Nur Külliyatı’nda eşyanın yokluğa gitmedikleri, “daire-i kudretten daire-i ilme geçtikleri” ifade edilmekle, eşyanın yokluktan gelmediği “ilim dairesinden kudret dairesine geçtikleri” de nazara verilmiş oluyor.

On Birinci Söz’de hayat için “sıfat ve şuun-u İlâhîyenin bir mikyası” denilmesinden hareket ederek bu hakikatin küçük bir misâlini kendi eserlerimizde de seyredebiliriz. Meselâ, bir cümleyi önce zihnimizde şekillendiririz. Böylece o cümle “var” olur ve bizim ilmimizde varlığını devam ettirir. Fakat, bu cümlenin taşıdığı mânâyı başkalarına da bildirmeyi istediğimizde onu yazarız ya da konuşuruz. Böylece cümlemiz ilim dairesinden kudret dairesine geçmiş olur.

Yaratılan eşya da yokluktan gelmiyorlar; Allah’ın ilminde nasıl takdir edilmişlerse o şekilde varlık âlemine geçiyorlar. O halde, şu gördüğümüz ve bildiğimiz eşya, henüz yok iken de Allah’ın ilminde var idiler. Ve O’nun kudretiyle yaratılıp varlıklarını bu âlemde devam ettirdiler.

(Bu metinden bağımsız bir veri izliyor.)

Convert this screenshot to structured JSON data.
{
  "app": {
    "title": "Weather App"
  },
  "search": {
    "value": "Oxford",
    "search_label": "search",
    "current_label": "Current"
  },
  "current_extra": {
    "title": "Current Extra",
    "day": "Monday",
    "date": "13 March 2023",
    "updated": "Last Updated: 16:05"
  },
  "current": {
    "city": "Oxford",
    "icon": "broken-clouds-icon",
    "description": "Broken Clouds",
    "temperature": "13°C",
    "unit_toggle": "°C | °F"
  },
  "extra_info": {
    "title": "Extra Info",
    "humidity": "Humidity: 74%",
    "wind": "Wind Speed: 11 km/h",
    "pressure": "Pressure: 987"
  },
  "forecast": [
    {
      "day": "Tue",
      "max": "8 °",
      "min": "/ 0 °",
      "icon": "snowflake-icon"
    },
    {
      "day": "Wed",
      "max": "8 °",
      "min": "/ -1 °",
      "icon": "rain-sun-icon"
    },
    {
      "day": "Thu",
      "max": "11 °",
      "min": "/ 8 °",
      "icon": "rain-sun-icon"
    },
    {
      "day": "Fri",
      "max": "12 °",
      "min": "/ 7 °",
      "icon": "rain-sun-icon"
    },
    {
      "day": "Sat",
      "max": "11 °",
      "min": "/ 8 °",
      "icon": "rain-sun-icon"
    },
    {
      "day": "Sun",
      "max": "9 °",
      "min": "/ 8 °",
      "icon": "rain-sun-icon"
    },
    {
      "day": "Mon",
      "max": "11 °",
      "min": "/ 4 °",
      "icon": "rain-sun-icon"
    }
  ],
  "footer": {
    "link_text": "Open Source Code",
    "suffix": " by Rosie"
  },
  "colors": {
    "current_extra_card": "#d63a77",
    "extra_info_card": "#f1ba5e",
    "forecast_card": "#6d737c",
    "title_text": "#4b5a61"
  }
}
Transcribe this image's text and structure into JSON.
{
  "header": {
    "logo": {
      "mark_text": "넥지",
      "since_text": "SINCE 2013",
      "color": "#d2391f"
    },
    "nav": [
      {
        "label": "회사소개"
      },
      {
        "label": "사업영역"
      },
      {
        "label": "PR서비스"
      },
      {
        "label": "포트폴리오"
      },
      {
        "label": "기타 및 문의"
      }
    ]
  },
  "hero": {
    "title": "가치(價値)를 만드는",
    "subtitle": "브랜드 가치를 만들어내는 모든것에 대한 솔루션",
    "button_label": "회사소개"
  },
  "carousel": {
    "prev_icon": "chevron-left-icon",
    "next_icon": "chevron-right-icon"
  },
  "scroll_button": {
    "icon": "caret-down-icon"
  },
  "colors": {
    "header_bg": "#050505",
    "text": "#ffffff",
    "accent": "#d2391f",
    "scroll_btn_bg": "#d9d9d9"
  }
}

“Âlemde Cenâb-ı Hakk’ın sun’iyle terkip vardır. Allah’ın izniyle tahlil vardır. Allah’ın emriyle îcad ve îdam vardır.”

Kâinat kitabında elementler birer harf görevi yaparlar. Her şey bu harflerin belli tertiplerle bir araya getirilmesiyle yazılırlar, yaratılırlar. Bu kitaptaki yazıları, harflerin ezelî olmasıyla açıklamaya çalışmak boşuna bir çabadır ve kendini aldatmaktan başka bir şey değildir.

Kâinat kitabındaki bir cümleyi, meselâ insan bedenini, elementlerin yazdıklarını iddia eden kimsenin, o elementlerin “bu cümleyi ezelî ilimleriyle önceden bildiklerini, onu yazmaya karar verdiklerini ve birbirlerine yardım ederek bu cümlenin ifade ettiği mânâya göre şekillendiklerini” kabul etmesi gerekir.

Biz de merhum Necip Fazıl gibi, “Durun kalabalıklar bu cadde çıkmaz sokak” diyerek tek çıkar yolu şöyle gösteriyoruz:

Eşya daire-i ilimden daire-i kudrete geçmekle var oluyorlar, daire-i kudretten daire-i ilme geçmekle de bu âlem sayfasından siliniyorlar.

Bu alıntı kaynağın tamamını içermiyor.